Alors que l’économie du pays se dégrade de plus en plus à cause de la chute du prix du pétrole d’une part et d’autres parts, la faiblesse de la production des richesses en mesure de répondre aux besoins, des opérateurs économique activant dans le secteur du tourisme, notamment l’hôtellerie et les agences de voyages, ne cessent d’attirer l’attention des pouvoirs publics sur des petits soucis qui ne doivent pas avoir lieux, mais malheureusement ce n’est pas le cas. «  Je suis allé dans une des banques pour ouvrir un compte en devise à Béjaia pour encaisser des factures des clients qui viennent de l’étranger, mais je me trouve malheureusement bloqué à cause de cette situation qui ne fait que se répercuter négativement sur l’activité touristique dans tout le pays », a déploré un gérant d’un établissement touristique à Beni ksila qui a du mal à s’exprimer sur son cas. Estimant que cette situation se répercute négativement sur l’activité économique et commerciale à longueur d’année au point de voire plusieurs clients annuler leurs voyages pour éviter les difficultés de paiement des prestations de services, le gérant de cet établissement, n’a pas manqué d’affirmer qu’il pense à l’extension de son activité hôtelière, mais, vue plusieurs obstacles bureaucratiques et bancaires qu’il rencontre, le projet reste dans le stades des idées non concrétisé. L’ouverture prochain du port de Beni k’sila peut bien booster l’activité économique et commerciale dans cette merveilleuse région balnéaires qui a vu de nombreux investissements dans le secteur, ne peut avancer que par l’accompagnement d’autres secteurs qui vont dans le sens de la débureaucratisassions de l’administration et l’ouverture du secteur bancaires qui doit s’adapter aux exigences du développement économique et sociale.
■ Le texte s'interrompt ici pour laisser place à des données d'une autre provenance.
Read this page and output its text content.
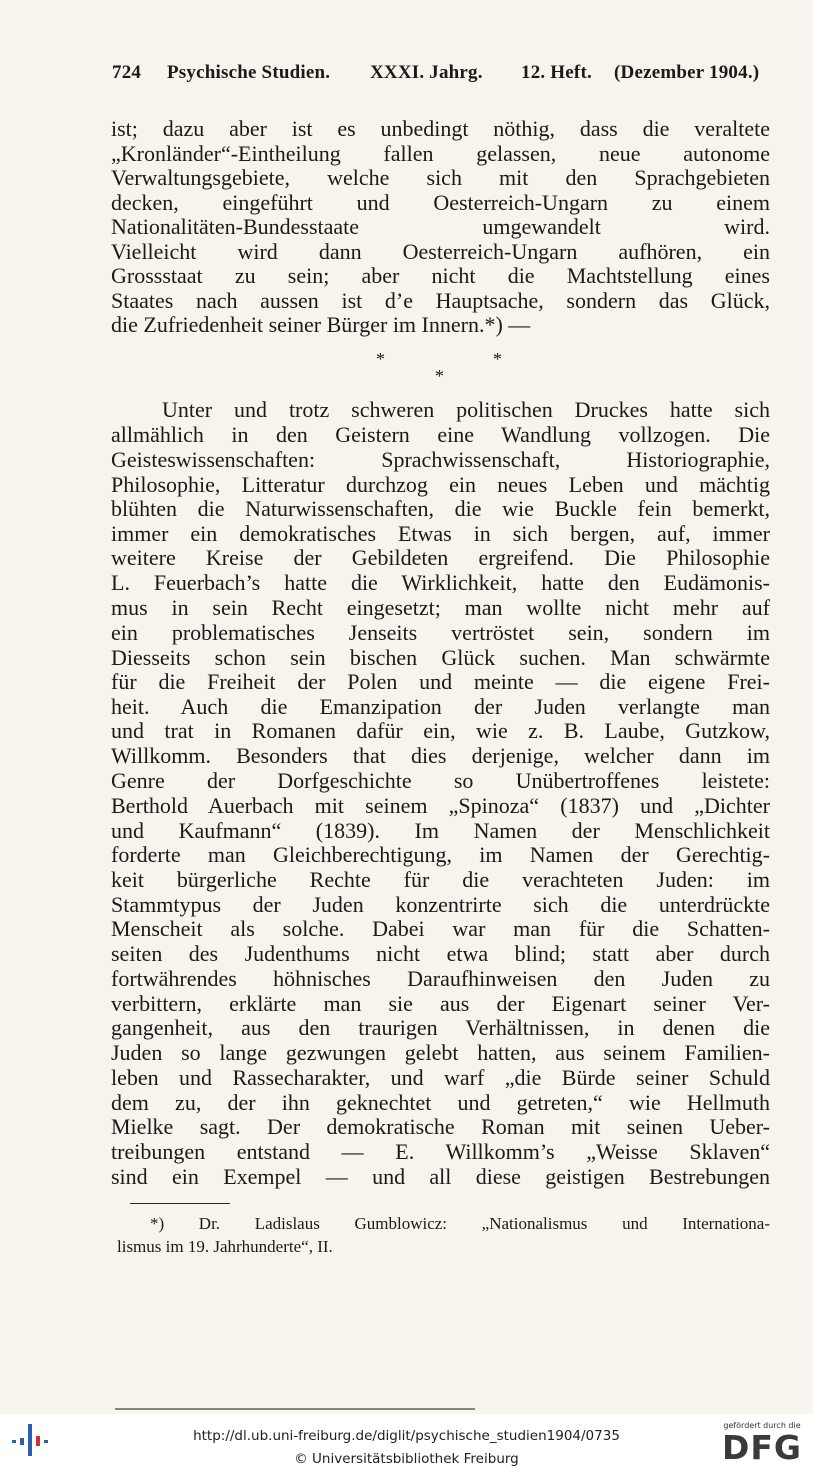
724 Psychische Studien. XXXI. Jahrg. 12. Heft. (Dezember 1904.)
ist; dazu aber ist es unbedingt nöthig, dass die veraltete
„Kronländer“-Eintheilung fallen gelassen, neue autonome
Verwaltungsgebiete, welche sich mit den Sprachgebieten
decken, eingeführt und Oesterreich-Ungarn zu einem
Nationalitäten-Bundesstaate umgewandelt wird.
Vielleicht wird dann Oesterreich-Ungarn aufhören, ein
Grossstaat zu sein; aber nicht die Machtstellung eines
Staates nach aussen ist d’e Hauptsache, sondern das Glück,
die Zufriedenheit seiner Bürger im Innern.*) —
*	*
*
Unter und trotz schweren politischen Druckes hatte sich
allmählich in den Geistern eine Wandlung vollzogen. Die
Geisteswissenschaften: Sprachwissenschaft, Historiographie,
Philosophie, Litteratur durchzog ein neues Leben und mächtig
blühten die Naturwissenschaften, die wie Buckle fein bemerkt,
immer ein demokratisches Etwas in sich bergen, auf, immer
weitere Kreise der Gebildeten ergreifend. Die Philosophie
L. Feuerbach’s hatte die Wirklichkeit, hatte den Eudämonis-
mus in sein Recht eingesetzt; man wollte nicht mehr auf
ein problematisches Jenseits vertröstet sein, sondern im
Diesseits schon sein bischen Glück suchen. Man schwärmte
für die Freiheit der Polen und meinte — die eigene Frei-
heit. Auch die Emanzipation der Juden verlangte man
und trat in Romanen dafür ein, wie z. B. Laube, Gutzkow,
Willkomm. Besonders that dies derjenige, welcher dann im
Genre der Dorfgeschichte so Unübertroffenes leistete:
Berthold Auerbach mit seinem „Spinoza“ (1837) und „Dichter
und Kaufmann“ (1839). Im Namen der Menschlichkeit
forderte man Gleichberechtigung, im Namen der Gerechtig-
keit bürgerliche Rechte für die verachteten Juden: im
Stammtypus der Juden konzentrirte sich die unterdrückte
Menscheit als solche. Dabei war man für die Schatten-
seiten des Judenthums nicht etwa blind; statt aber durch
fortwährendes höhnisches Daraufhinweisen den Juden zu
verbittern, erklärte man sie aus der Eigenart seiner Ver-
gangenheit, aus den traurigen Verhältnissen, in denen die
Juden so lange gezwungen gelebt hatten, aus seinem Familien-
leben und Rassecharakter, und warf „die Bürde seiner Schuld
dem zu, der ihn geknechtet und getreten,“ wie Hellmuth
Mielke sagt. Der demokratische Roman mit seinen Ueber-
treibungen entstand — E. Willkomm’s „Weisse Sklaven“
sind ein Exempel — und all diese geistigen Bestrebungen
*) Dr. Ladislaus Gumblowicz: „Nationalismus und Internationa-
lismus im 19. Jahrhunderte“, II.
http://dl.ub.uni-freiburg.de/diglit/psychische_studien1904/0735
© Universitätsbibliothek Freiburg
gefördert durch die
DFG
La promotion des services fait défaut

Autre cas signalé un peu partout dans ce domaine, relève de  la capitale. M.F, comptable dans un établissement touristique soulève la problématique de la gestion des établissements et méconnaissances du métier.  « Faute de mauvaise gestion, le gérant de l’établissement n’arrive même pas à rembourser son crédit bancaire. Il a installé des caméras dans tous les services », dit tout en poursuivant son témoignage. « Il passe son temps à surveiller le vas et viens des personne au lieu d’aller chercher des marcher comme tous les autres pour faire la promotion de l’établissement ». Ce gérant ne cesse de réduire le nombre des employés. Le salaire des employés qu’il garde se fait au compte goûte, selon le comptable de l’établissement. Procédant à la gestion de grands établissements touristique, comme l’on gère de petits commerces, bon nombres d’opérateurs économiques du secteur du tourisme ne sont pas du métier et aucune formations dans le domaine de la gestion ni dans le métier lui-même. La règle du développement, repose sur l’ouverture, la promotion et pis encore, l’absence de publicité dans les établissements est un autres point faibles dans le secteur du tourisme, pendant que d’autres avancent à pas de géant pour aller de l’avant et créer des valeurs ajoutées au développement aux entreprises elles-mêmes.